Round 1
Questions:
You have two 2D matrices which represent a grid world. Let's assume they are of size NxN. One matrix is called obstacles and is a boolean matrix where true means an obstacle you can't go in. The second matrix is an energy matrix which represents integers in the range of -5 to 5. You have a robot which is located somewhere on this map and has some starting_energy and the robot has a maximum capacity of 100 energy (if you had 98 energy and collected 8, you will still get 100).

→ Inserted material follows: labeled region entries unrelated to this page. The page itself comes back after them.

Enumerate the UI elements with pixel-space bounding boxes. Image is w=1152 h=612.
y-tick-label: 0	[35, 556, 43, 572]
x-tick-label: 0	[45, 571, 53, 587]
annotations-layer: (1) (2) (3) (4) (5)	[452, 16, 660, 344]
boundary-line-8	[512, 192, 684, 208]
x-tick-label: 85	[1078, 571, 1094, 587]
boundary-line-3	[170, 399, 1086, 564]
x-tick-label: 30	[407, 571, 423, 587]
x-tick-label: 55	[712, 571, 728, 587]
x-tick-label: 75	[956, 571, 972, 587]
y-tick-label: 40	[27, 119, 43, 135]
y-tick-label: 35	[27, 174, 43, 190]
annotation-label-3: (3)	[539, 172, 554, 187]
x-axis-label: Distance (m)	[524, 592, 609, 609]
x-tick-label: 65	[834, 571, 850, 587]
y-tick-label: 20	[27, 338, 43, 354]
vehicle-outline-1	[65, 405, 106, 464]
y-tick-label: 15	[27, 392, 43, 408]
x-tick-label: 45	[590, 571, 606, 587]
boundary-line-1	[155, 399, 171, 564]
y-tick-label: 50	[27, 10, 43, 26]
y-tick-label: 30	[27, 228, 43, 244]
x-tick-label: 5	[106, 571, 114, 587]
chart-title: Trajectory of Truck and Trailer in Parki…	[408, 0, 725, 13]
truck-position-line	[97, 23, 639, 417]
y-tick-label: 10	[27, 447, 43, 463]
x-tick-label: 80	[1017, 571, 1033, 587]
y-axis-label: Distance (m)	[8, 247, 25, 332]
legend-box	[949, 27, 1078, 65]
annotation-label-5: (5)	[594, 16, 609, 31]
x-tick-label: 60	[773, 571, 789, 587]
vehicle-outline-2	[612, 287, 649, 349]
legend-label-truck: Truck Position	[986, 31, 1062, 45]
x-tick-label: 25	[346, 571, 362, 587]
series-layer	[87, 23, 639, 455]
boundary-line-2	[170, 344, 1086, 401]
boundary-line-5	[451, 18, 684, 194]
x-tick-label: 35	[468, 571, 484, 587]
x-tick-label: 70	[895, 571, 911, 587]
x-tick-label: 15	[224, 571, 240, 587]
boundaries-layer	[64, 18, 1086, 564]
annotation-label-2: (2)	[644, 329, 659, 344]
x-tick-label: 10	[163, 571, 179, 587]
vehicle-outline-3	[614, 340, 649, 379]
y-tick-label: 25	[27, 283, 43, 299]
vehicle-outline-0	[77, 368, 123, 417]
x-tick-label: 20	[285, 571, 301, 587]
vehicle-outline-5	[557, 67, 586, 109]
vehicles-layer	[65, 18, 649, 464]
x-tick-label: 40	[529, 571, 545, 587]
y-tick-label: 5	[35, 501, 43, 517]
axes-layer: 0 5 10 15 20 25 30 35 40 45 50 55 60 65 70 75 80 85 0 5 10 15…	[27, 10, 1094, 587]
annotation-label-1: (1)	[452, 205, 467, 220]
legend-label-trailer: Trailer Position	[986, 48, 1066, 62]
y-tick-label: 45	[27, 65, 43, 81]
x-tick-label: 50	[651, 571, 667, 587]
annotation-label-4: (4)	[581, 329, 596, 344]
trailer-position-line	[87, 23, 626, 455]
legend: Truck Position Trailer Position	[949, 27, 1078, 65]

Each turn your robot can move in 4 cardinal directions (up, down, left, right) or can stay where it is. Each move costs him move_cost energy (if you have less than that, you can't move) and it costs you nothing to stay where you are. You can move according to your obstacles matrix. Now when you are at the end of each turn you will get energy from the tile you are located at (if it is positive you will gain this energy, negative will lose it). You have no restrictions on how many times you stay at some tile, can return to the tile as many times as possible. Also, it is acceptable if you reach the final position and then your energy is fully depleted (for example, you reach the final position with 3 energy, and that position is -5 energy so you become fully out of energy).
Your goal is to find a way to reach some location with as few turns as possible and return the path. If you can't do this (either it is blocked or you ran out of energy) return an empty path. If there are multiple ways to reach it in some minimum number of turns, you should reach it with maximum possible energy.
For example, let's assume that our matrix of obstacles is empty and our energy is:
[5, -1, -3, -2] [-3, 1, -5, -2]
You start at position (0, 1) (at that -1) and need to reach (1, 3). You start with 1 energy and it costs you 1 energy to move. Your best path is:
- move to (0, 0). Your energy will be 1 - 1 + 5 = 5
- stay at (0, 0). Your energy will be 5 + 5 = 10
- move to (0, 1). Your energy will be 10 - 1 - 1 = 8
- move to (0, 2). Your energy will be 8 - 1 - 3 = 4
- move to (0, 3). Your energy will be 4 - 1 - 2 = 1
- move to (1, 4). Your energy will be 1 - 1 - 2 = -2. As you see you were able to reach the final position and then your energy became negative.
But for example, if you start with (0, 2), it is impossible to reach (1, 3).
I tried to solve this with a priority queue (steps, negative_energy, y, x) (I was using Python and negative energy to ensure we prioritize it) and maintained a visited_set of (y, x, energy) tuples. To be able to recover the path I was storing pointers to the previous location. Interviewer told that my general approach is correct, but I failed a few of his tests. I tried to find the issue with the code but was not able to. Seems like he also tried, as after some time he told that this is not important and asked a few follow-ups.
Follow-up Questions:
- What if you want to do the same, but need to reach the destination with at least
xenergy? - Can you speed up the algorithm with some heuristics?
Candidate's Approach
I attempted to solve the problem using a priority queue to manage the states of the robot, prioritizing paths based on the number of steps and negative energy. I also maintained a visited set to avoid revisiting states unnecessarily. To recover the path, I stored pointers to previous locations.
However, I struggled with some edge cases and failed to pass a few tests during the interview.
Interviewer's Feedback
The interviewer acknowledged that my general approach was correct but noted that I failed a few of his tests. He suggested that the specific issues with my code were not critical to the discussion and moved on to ask follow-up questions.